The overall median progression-free survival (PFS) was NR (95% CI, 8.7-NR). The KM estimate at 12 months was 55% (95% CI, 44.9%-63.1%). Of note, those with high-risk cytogenetics experienced a median PFS of 7.4 months (95% CI, 2.8-NR), with an estimated 12-month rate of 36% (95% CI, 18%-54%).

The pooled analysis of 2 phase 1 studies included patients 18 years and older with multiple myeloma with relapsed/refractory disease following 3 or more prior lines of therapy, including proteosome inhibition, an immunomodulatory drug, and an anti-CD38 monoclonal antibody. Patients also had an ECOG performance status of 0 to 2 and documented progression during or following the most recent treatment for the phase 1b trial.

Patients in the phase 1 trial received etentamig at a dose of 60 mg every 4 weeks or 40 mg every 3 weeks with no step-up dosing. Those in arm A of the 1b trial received one 2 mg or 4 mg step-up dose of the investigational agent and began the 60 mg dose regimen on day 4.

Patients assessed in the pooled analysis (n = 146) had a median age of 68 years (95% CI, 40-87); 60% were male.
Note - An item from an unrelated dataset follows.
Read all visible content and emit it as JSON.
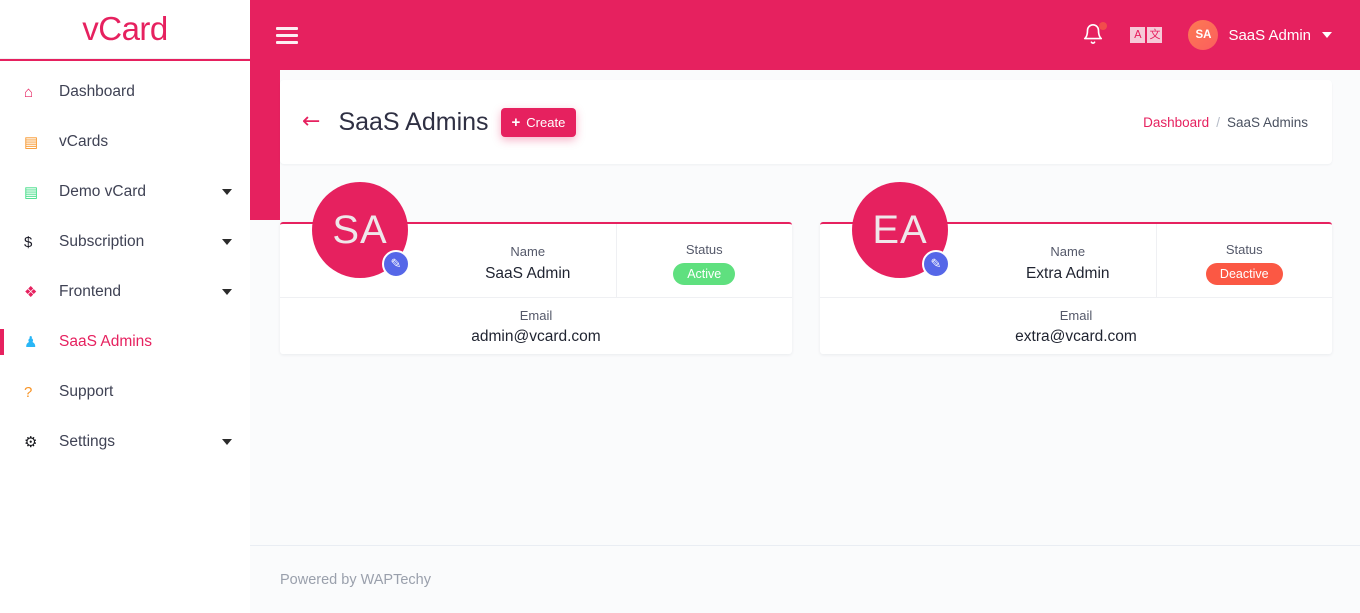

They were most commonly White (77%) or Black/African American (17%), 87% had an ECOG performance status of 1, and 53% had Revised International Staging System (R-ISS) stage II disease at study entry. Furthermore, a total of 26% of patients had high-risk cytogenetics, 78% did not have extramedullary plasmacytoma, and 77% of patients were triple-class refractory. The median number of prior lines was 4 (range, 3-23).
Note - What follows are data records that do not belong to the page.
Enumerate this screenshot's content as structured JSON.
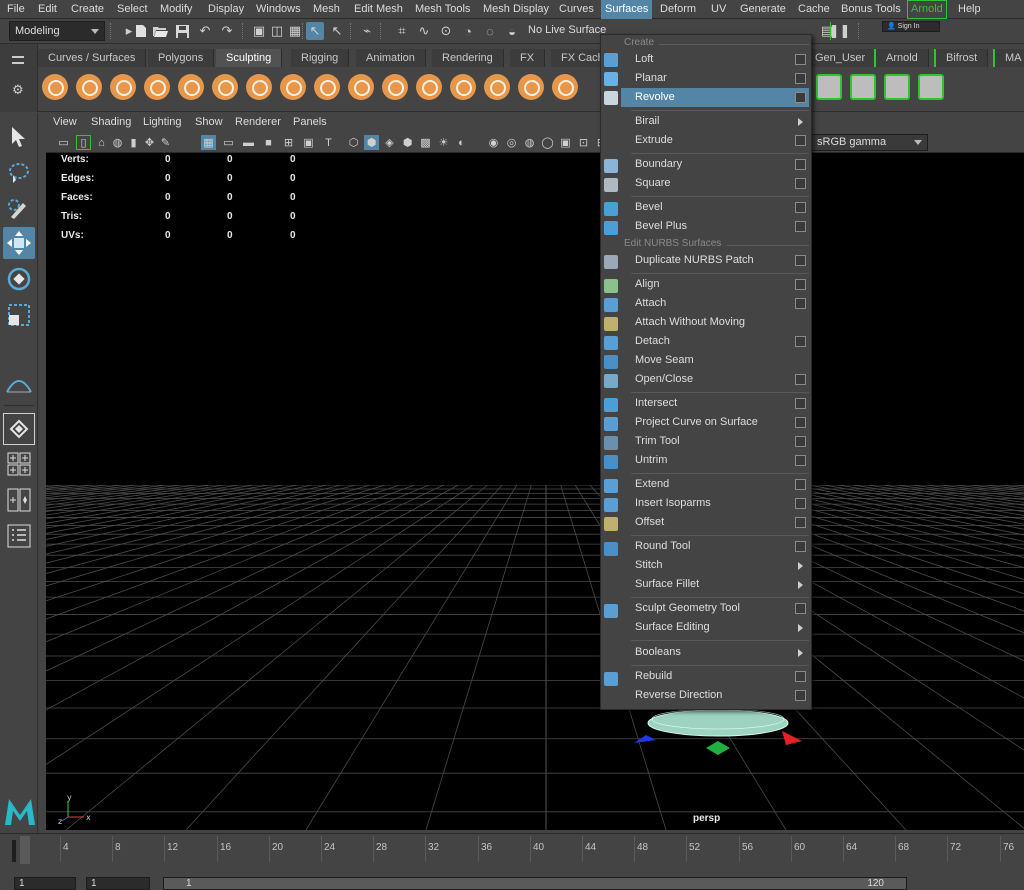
{
  "menubar": {
    "items": [
      "File",
      "Edit",
      "Create",
      "Select",
      "Modify",
      "Display",
      "Windows",
      "Mesh",
      "Edit Mesh",
      "Mesh Tools",
      "Mesh Display",
      "Curves",
      "Surfaces",
      "Deform",
      "UV",
      "Generate",
      "Cache",
      "Bonus Tools",
      "Arnold",
      "Help"
    ],
    "active": "Surfaces"
  },
  "statusline": {
    "mode": "Modeling",
    "live_surface": "No Live Surface",
    "sign_in": "Sign In"
  },
  "shelf": {
    "tabs": [
      "Curves / Surfaces",
      "Polygons",
      "Sculpting",
      "Rigging",
      "Animation",
      "Rendering",
      "FX",
      "FX Cach",
      "Gen_User",
      "Arnold",
      "Bifrost",
      "MA"
    ],
    "active_tab": "Sculpting"
  },
  "panel": {
    "menus": [
      "View",
      "Shading",
      "Lighting",
      "Show",
      "Renderer",
      "Panels"
    ],
    "color_space": "sRGB gamma",
    "camera": "persp"
  },
  "hud": {
    "rows": [
      {
        "label": "Verts:",
        "values": [
          "0",
          "0",
          "0"
        ]
      },
      {
        "label": "Edges:",
        "values": [
          "0",
          "0",
          "0"
        ]
      },
      {
        "label": "Faces:",
        "values": [
          "0",
          "0",
          "0"
        ]
      },
      {
        "label": "Tris:",
        "values": [
          "0",
          "0",
          "0"
        ]
      },
      {
        "label": "UVs:",
        "values": [
          "0",
          "0",
          "0"
        ]
      }
    ]
  },
  "surfaces_menu": {
    "section_create": "Create",
    "section_edit": "Edit NURBS Surfaces",
    "items": [
      {
        "label": "Loft",
        "option": true,
        "submenu": false
      },
      {
        "label": "Planar",
        "option": true,
        "submenu": false
      },
      {
        "label": "Revolve",
        "option": true,
        "submenu": false,
        "highlighted": true
      },
      {
        "label": "Birail",
        "option": false,
        "submenu": true
      },
      {
        "label": "Extrude",
        "option": true,
        "submenu": false
      },
      {
        "label": "Boundary",
        "option": true,
        "submenu": false
      },
      {
        "label": "Square",
        "option": true,
        "submenu": false
      },
      {
        "label": "Bevel",
        "option": true,
        "submenu": false
      },
      {
        "label": "Bevel Plus",
        "option": true,
        "submenu": false
      },
      {
        "label": "Duplicate NURBS Patch",
        "option": true,
        "submenu": false
      },
      {
        "label": "Align",
        "option": true,
        "submenu": false
      },
      {
        "label": "Attach",
        "option": true,
        "submenu": false
      },
      {
        "label": "Attach Without Moving",
        "option": false,
        "submenu": false
      },
      {
        "label": "Detach",
        "option": true,
        "submenu": false
      },
      {
        "label": "Move Seam",
        "option": false,
        "submenu": false
      },
      {
        "label": "Open/Close",
        "option": true,
        "submenu": false
      },
      {
        "label": "Intersect",
        "option": true,
        "submenu": false
      },
      {
        "label": "Project Curve on Surface",
        "option": true,
        "submenu": false
      },
      {
        "label": "Trim Tool",
        "option": true,
        "submenu": false
      },
      {
        "label": "Untrim",
        "option": true,
        "submenu": false
      },
      {
        "label": "Extend",
        "option": true,
        "submenu": false
      },
      {
        "label": "Insert Isoparms",
        "option": true,
        "submenu": false
      },
      {
        "label": "Offset",
        "option": true,
        "submenu": false
      },
      {
        "label": "Round Tool",
        "option": true,
        "submenu": false
      },
      {
        "label": "Stitch",
        "option": false,
        "submenu": true
      },
      {
        "label": "Surface Fillet",
        "option": false,
        "submenu": true
      },
      {
        "label": "Sculpt Geometry Tool",
        "option": true,
        "submenu": false
      },
      {
        "label": "Surface Editing",
        "option": false,
        "submenu": true
      },
      {
        "label": "Booleans",
        "option": false,
        "submenu": true
      },
      {
        "label": "Rebuild",
        "option": true,
        "submenu": false
      },
      {
        "label": "Reverse Direction",
        "option": true,
        "submenu": false
      }
    ]
  },
  "timeslider": {
    "ticks": [
      "4",
      "8",
      "12",
      "16",
      "20",
      "24",
      "28",
      "32",
      "36",
      "40",
      "44",
      "48",
      "52",
      "56",
      "60",
      "64",
      "68",
      "72",
      "76"
    ],
    "current_frame": "1"
  },
  "rangebar": {
    "start": "1",
    "anim_start": "1",
    "range_start": "1",
    "range_end": "120"
  },
  "colors": {
    "highlight": "#5285a6",
    "arnold_green": "#2fc52f",
    "shelf_orange": "#e7974a"
  }
}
The pooled analysis assessed long-term efficacy, safety, and tolerability. Tumor response was assessed via International Myeloma Working Group (IMWG) 2016 criteria. Adverse effects (AEs) were graded according to National Cancer Institute Common Terminology Criteria v5.0.
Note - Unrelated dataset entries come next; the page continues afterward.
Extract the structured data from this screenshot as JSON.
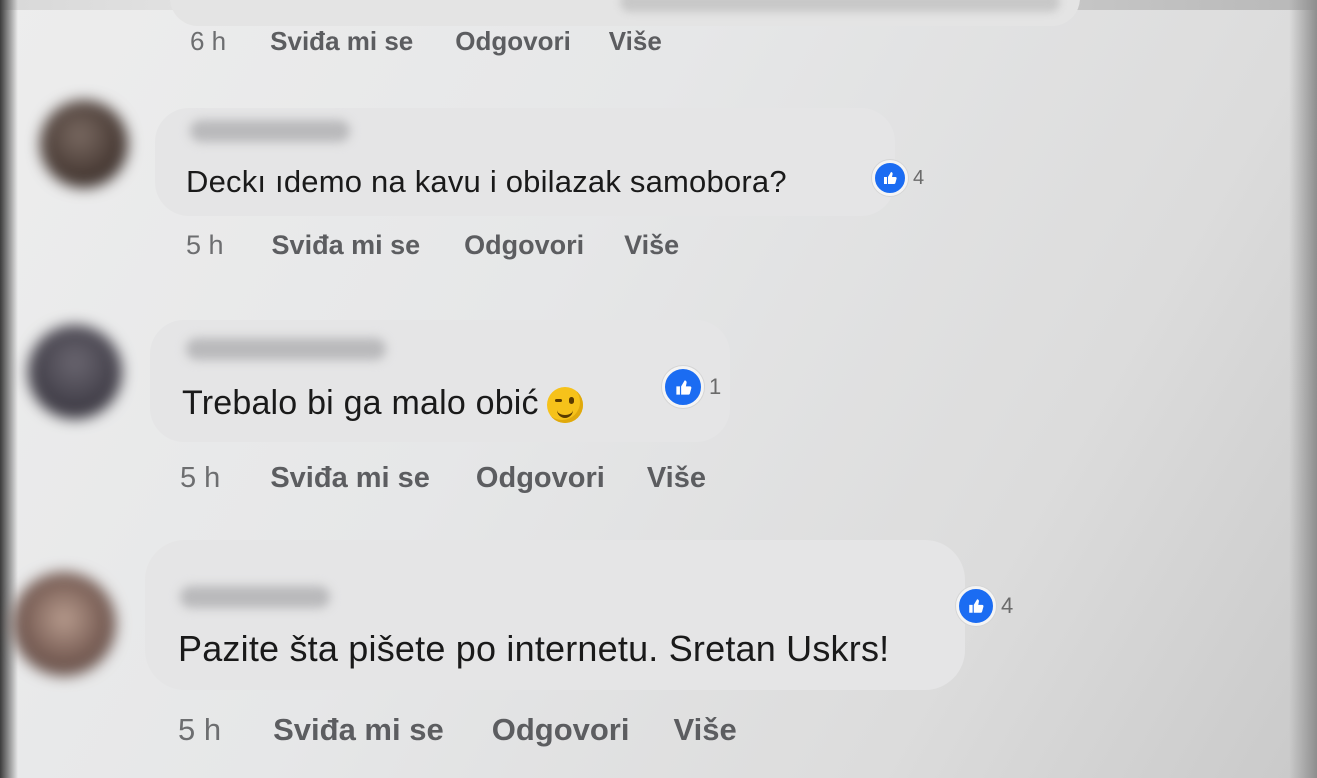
{
  "previous_comment": {
    "time": "6 h",
    "actions": [
      "Sviđa mi se",
      "Odgovori",
      "Više"
    ]
  },
  "comments": [
    {
      "text": "Deckı ıdemo na kavu i obilazak samobora?",
      "likes": "4",
      "time": "5 h",
      "actions": [
        "Sviđa mi se",
        "Odgovori",
        "Više"
      ]
    },
    {
      "text": "Trebalo bi ga malo obić",
      "emoji": "winking-face-emoji",
      "likes": "1",
      "time": "5 h",
      "actions": [
        "Sviđa mi se",
        "Odgovori",
        "Više"
      ]
    },
    {
      "text": "Pazite šta pišete po internetu. Sretan Uskrs!",
      "likes": "4",
      "time": "5 h",
      "actions": [
        "Sviđa mi se",
        "Odgovori",
        "Više"
      ]
    }
  ],
  "colors": {
    "like_badge": "#1b6cf2",
    "bubble": "#e5e5e6",
    "action_text": "#5c5d60",
    "comment_text": "#1a1a1a"
  },
  "icons": {
    "like": "thumbs-up-icon",
    "avatar": "blurred-avatar"
  }
}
Safety data revealed treatment-emergent AEs (TEAEs) occurring in 99% of patients, with 79% experiencing grade 3/4 TEAEs. The most common hematologic TEAEs included neutropenia (any-grade, 51%; grade 3/4, 38%), anemia (42%, 23%), lymphopenia (29%, 25%), and thrombocytopenia (32%, 16%). The most common non-hematologic TEAEs included fatigue (32%, 0%), diarrhea (33%, 1%), and cough (25%, 1%).

Grade 3/4 infections were observed in 22% of patients, the most common of which included pneumonia (12%) and sepsis (5%). TEAEs leading to treatment discontinuation occurred in 9% of patients, with TEAEs leading to death in 9% of patients.

The CRS incidence in arm A of the phase 1b study was 30%, with 4% experiencing grade 2 CRS; no grade 3 or higher CRS events were observed. The median time to CRS onset was 22.3 hours (range, 5.5-29.6), with a median time to resolution of 20.7 hours (range, 1.8-131.7). Only 1 instance of recurring CRS was observed during step-up dosing, with no occurrences observed in cycle 2 or beyond.

Reference

Baljevic M, Voorhees P, Rodriguez C, et al. (PF722) Long-term efficacy and safety of etentamig (ABBV-383), a B-cell maturation antigen (BCMA) bispecific antibody in patients with relapsed/refractory multiple myeloma (RRMM). Presented at the 2025 European Hematology Association Congress; June 12-15, 2025; Milan, Italy. Abstract PF722.